With my parents living 152 miles away this was never going to be an option for our family. And I have often envied the people I know whose parents live nearby and regularly help with babysitting or pop in to catch up and help tidy up the daily fallout.
But when I started to imagine what life would be like if my parents lived just around the corner, I realised there would be other benefits I could take advantage of…
Most of the gorgeous, vintage baby clothes that my mother kept all these years from my childhood, for me to pass on to my daughter, are now flecked with bright poster paints or tarnished with avocado and banana stains. I try to soak them overnight, treat them with stain remover and wash them on the right cycle, I really do. But I know my mother could work her magic in an instant if I just popped a bag round to her house every week or so.

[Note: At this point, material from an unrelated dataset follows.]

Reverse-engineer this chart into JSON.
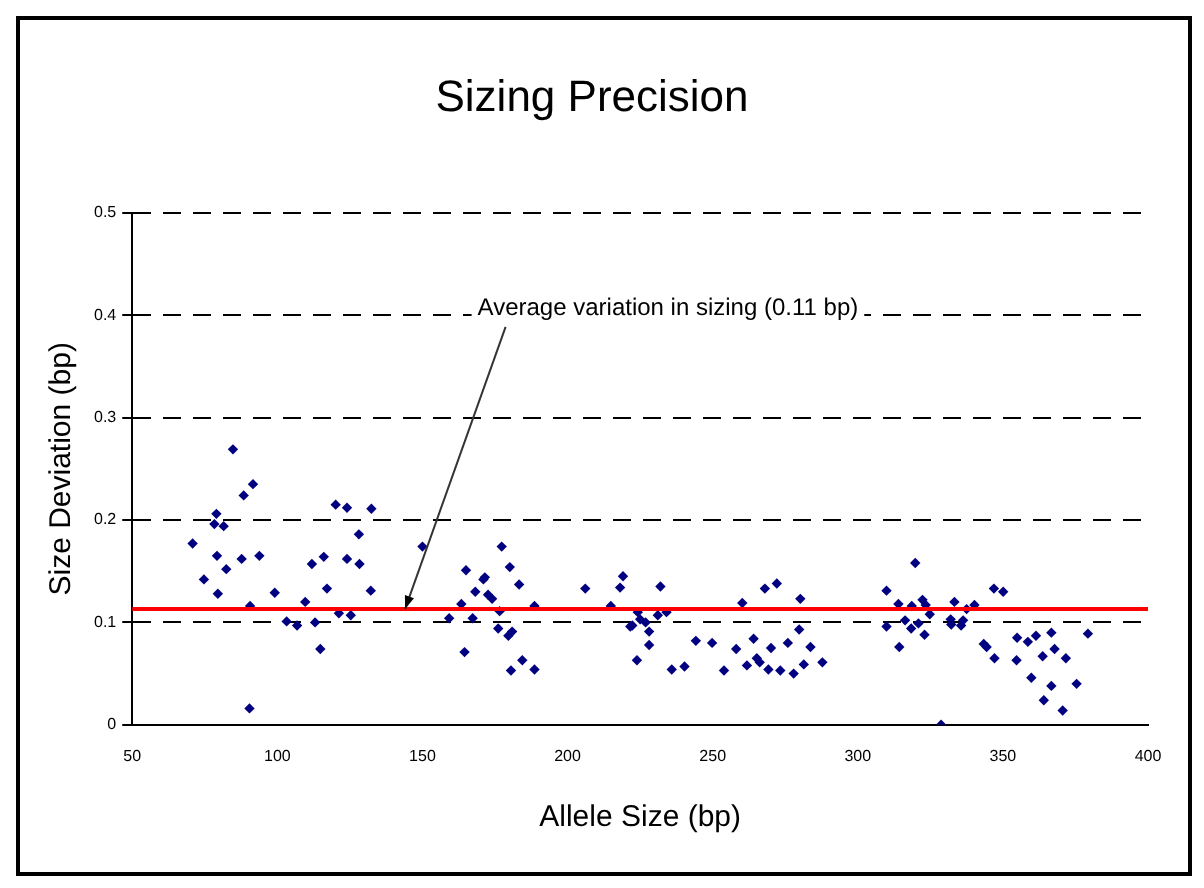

All those plans I had to paint chalkboards on my kitchen cupboards, customise second-hand bargains into shabby chic furniture, even put photographs into frames and hang them on my walls, are still stuck inside a notebook. I can’t help thinking, if I had my very own Handy Andy and Kirstie Allsopp on my doorstep – together we might have brought some of those To Do Lists to life.
Gardener’s Question Time
My father taught me to garden when I was just a toddler raking up leaves. Although, now I have my own toddler, I can see I must have been much more of a hindrance than the helper I felt at the time. He is still my sage when it comes to how to plant, when to prune and what are actually weeds. But our digital communication is limited. I need his green fingers here in the flesh.
Ladies Who Lunch
In our family, shopping, sightseeing, day-tripping, any excursion from the house pretty much, is really just an excuse to go for a spot of lunch. My daughter and I sometimes go for meatballs at IKEA, but it’s not quite the same. If only I had my top dining companions close by – there are plenty of places I’d like to try. But I suppose lunch wouldn’t always be on them if it became a weekly event…
Oh to be able to cross over the road to do the (quick) crossword with my mother over a nice cup of coffee whenever we felt like it.
Sunday is never the same anywhere other than home. And even though I’m starting to make my own home somewhere new now, it would be good to invite my parents to Sunday lunch once in a while. Then they can have a turn relaxing and reading the papers, while I fret about not over-cooking the meat and spend all afternoon clearing up, as they slump in a food-induced coma, before asking, just as I’m finished, what is for supper. Hmmmm, perhaps I’m not quite ready to inherit the Sunday Lunch throne just yet. But I could help peel the potatoes and do the dishes as my parents’ house every week.
There are a lot of reasons I would like to live closer to my family. But they say absence makes the heart grow fonder. I wonder, if my mother did live two doors down, whether I would still appreciate her quite as much as I do.